In the United Kingdom, as in some other European countries, a large share of heterosexually transmitted HIV infections are being diagnosed in people who originate from, or who have lived in or visited, areas where HIV prevalence is high. Prevention, treatment and care activities need to become more culturally appropriate and socially relevant if they are to reach and benefit such communities. Health care provision in England is provided by the state and is funded by tax payers money, most health care to the public is free at the point of delivery
Most high-income countries are contending also with concentrated HIV epidemics, including in the United States of America (USA) where injecting drug use is a prominent route of HIV infection. Reported HIV infections among young people can indicate overall trends in incidence, since those persons are likely to have become exposed to HIV infection fairly recently. In the many areas of the USA and of all the HIV reportings, the majority of infections were found to be among 13–19-year-olds and among females (56%), a disproportionate percentage of them African-American. Clean needle programmes and good nutrition are proving to be a good bulwalk against increased infection. However, most young women acquire the virus through heterosexual intercourse.
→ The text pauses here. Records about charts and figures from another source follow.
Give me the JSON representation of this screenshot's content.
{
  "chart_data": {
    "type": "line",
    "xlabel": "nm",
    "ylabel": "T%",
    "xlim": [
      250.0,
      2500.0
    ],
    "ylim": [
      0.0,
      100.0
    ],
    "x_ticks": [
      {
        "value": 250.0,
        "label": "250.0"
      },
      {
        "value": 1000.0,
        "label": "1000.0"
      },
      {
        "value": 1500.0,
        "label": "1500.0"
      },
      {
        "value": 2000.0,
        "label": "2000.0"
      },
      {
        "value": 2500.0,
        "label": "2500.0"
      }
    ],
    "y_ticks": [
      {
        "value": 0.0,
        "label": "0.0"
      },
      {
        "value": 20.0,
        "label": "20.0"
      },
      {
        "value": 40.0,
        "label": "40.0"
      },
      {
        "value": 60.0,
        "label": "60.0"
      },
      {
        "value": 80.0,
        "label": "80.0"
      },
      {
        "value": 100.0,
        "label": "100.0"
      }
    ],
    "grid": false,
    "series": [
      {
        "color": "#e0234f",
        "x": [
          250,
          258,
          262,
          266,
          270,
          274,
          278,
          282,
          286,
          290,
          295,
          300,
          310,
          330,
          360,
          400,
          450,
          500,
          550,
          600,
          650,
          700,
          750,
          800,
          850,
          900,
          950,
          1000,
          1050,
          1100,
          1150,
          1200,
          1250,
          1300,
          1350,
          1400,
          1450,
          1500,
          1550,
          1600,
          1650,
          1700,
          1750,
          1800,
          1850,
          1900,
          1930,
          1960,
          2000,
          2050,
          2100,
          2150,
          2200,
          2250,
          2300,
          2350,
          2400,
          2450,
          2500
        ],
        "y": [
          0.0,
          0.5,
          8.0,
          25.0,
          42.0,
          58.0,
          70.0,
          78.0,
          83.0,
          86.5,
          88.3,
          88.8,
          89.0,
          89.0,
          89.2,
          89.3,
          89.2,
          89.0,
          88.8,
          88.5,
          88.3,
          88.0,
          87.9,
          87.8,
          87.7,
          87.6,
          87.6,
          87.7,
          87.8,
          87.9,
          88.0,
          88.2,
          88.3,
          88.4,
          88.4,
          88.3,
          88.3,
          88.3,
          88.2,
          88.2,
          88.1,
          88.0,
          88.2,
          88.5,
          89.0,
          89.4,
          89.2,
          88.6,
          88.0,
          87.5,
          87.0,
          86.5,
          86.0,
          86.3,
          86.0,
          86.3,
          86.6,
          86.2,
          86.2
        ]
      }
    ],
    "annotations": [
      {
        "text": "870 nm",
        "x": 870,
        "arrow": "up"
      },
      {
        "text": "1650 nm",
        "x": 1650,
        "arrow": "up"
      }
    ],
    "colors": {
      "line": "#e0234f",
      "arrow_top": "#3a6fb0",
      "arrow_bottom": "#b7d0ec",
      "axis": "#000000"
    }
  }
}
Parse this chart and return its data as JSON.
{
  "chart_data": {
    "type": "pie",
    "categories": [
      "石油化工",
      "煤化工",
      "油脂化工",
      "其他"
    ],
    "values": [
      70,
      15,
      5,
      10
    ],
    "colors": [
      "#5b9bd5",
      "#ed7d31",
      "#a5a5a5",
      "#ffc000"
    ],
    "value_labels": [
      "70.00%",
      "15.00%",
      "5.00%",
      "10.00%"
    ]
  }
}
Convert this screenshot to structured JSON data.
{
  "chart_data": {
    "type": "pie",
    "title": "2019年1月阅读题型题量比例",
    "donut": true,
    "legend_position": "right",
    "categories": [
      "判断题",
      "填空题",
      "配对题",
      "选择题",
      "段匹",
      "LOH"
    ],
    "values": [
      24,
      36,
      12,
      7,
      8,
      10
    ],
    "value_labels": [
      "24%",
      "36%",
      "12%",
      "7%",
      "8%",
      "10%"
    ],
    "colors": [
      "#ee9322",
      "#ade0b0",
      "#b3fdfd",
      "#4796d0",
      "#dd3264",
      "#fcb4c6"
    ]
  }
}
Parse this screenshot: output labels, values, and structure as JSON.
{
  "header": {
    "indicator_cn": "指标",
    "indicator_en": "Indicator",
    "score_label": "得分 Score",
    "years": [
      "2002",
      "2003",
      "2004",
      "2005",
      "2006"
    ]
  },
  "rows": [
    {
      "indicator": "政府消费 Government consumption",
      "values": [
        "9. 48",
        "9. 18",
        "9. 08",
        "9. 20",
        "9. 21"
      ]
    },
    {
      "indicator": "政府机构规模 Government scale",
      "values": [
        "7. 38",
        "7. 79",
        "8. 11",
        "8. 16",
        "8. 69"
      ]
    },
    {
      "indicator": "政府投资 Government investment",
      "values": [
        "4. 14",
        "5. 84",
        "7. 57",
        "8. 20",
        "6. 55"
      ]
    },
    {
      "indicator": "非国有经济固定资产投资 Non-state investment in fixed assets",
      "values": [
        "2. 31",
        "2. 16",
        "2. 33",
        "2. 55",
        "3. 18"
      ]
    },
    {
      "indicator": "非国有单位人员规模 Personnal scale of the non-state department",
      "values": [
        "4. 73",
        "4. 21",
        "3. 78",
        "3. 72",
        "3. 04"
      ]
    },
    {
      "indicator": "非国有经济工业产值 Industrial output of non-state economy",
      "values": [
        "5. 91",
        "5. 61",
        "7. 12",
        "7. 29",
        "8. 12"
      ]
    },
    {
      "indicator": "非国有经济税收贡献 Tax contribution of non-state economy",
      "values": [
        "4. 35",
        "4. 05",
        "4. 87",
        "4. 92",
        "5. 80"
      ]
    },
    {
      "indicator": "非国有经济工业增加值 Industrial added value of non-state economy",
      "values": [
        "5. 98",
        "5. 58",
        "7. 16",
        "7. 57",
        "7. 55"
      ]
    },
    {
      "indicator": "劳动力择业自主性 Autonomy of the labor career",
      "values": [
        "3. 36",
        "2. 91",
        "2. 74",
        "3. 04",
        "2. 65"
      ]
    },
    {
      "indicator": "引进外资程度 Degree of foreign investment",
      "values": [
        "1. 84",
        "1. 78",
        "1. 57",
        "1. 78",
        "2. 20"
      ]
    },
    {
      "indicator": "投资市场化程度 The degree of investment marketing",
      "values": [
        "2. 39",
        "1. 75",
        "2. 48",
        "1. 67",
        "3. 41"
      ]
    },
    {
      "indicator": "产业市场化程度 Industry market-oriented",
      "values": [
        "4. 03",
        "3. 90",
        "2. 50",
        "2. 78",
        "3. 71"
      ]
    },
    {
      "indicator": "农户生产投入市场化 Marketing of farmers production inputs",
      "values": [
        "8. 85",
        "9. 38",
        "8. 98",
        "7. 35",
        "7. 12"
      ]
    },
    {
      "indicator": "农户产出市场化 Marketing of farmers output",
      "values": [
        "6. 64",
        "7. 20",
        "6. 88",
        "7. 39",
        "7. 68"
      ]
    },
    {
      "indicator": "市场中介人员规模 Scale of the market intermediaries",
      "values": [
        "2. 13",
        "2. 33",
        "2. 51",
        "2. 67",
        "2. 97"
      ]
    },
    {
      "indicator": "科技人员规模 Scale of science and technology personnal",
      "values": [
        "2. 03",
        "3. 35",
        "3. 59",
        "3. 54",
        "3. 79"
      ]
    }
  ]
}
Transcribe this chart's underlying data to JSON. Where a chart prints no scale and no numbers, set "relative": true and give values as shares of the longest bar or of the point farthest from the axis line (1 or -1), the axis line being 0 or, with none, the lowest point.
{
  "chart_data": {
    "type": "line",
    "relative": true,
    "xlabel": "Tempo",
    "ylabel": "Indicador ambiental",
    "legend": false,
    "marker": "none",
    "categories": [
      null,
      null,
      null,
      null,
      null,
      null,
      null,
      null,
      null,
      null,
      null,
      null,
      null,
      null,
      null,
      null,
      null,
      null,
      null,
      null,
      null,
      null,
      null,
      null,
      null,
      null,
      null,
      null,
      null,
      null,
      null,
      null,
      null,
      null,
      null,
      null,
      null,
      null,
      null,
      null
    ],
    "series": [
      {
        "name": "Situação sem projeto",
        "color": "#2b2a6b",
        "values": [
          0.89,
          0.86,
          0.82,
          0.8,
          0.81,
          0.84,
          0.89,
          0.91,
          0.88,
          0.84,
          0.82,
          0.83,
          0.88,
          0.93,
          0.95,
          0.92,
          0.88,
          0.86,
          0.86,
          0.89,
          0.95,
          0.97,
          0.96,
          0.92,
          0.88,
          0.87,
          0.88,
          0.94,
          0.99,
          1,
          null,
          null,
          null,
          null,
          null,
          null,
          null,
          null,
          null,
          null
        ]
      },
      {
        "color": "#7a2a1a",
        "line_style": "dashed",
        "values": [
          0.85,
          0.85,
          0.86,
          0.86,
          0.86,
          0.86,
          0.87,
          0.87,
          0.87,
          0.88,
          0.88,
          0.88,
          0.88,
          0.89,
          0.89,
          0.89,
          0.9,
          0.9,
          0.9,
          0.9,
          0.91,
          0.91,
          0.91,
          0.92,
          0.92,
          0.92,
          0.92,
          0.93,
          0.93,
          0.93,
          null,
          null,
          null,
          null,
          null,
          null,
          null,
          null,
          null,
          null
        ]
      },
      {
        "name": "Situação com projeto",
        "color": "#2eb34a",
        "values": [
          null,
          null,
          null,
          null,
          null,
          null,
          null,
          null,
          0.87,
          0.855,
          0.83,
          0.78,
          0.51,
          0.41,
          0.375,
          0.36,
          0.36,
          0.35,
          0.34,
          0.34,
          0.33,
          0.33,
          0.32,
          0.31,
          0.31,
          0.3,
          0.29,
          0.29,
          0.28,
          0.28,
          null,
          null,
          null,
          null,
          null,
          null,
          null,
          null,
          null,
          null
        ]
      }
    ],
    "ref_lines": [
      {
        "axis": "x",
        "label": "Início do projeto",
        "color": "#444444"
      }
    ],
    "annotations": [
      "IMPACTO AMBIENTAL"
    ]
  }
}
In most high-income countries, the successes achieved by, and among, men who have sex with other men are clearly now a thing of the past. Prevention efforts appear not to be reaching the large numbers of men whom increases in unsafe sex are being mirrored by higher rates of sexually transmitted diseases in Australia, Canada, the USA and countries of Western Europe. A telling and ongoing trend of increasing unsafe sex has been documented among men who have sex with men in San Francisco, for example. A survey of self-reported sexual behaviour has shown increases in unprotected anal sex, much of it between sero-discordant partners (i.e., one partner is HIV-positive). The survey also found rising rates of other sexually transmitted diseases among the respondents.
Promoting the need for renewed prevention efforts, especially among young people, are recent findings of increases in high-risk behaviours, less frequent condom use and higher rates of sexually transmitted infections in several countries. In the United Kingdom, for example, rates of gonorrhoea, syphilis and chlamydial infections have more than doubled since 1995.
To Conclude
In conclusion I believe that the economic consequences of the HIV/AIDS virus do spread according to the development of the country. As poor countries still struggle to boost their spending even to levels that fall far short of the need. As a result, millions of people living with HIV/AIDS have to pay for their own health care. In sub-Saharan Africa, some individuals are spending pocket money on HIV/AIDS services themselves. With hard work, funding, education and extra healthcare provisions I do believe that in the future we could reduce the spread of the disease and the spiralling effects on productivity in these countries, hopefully to halt the exponential spread of the disease and maybe even put it on the road to into extinction.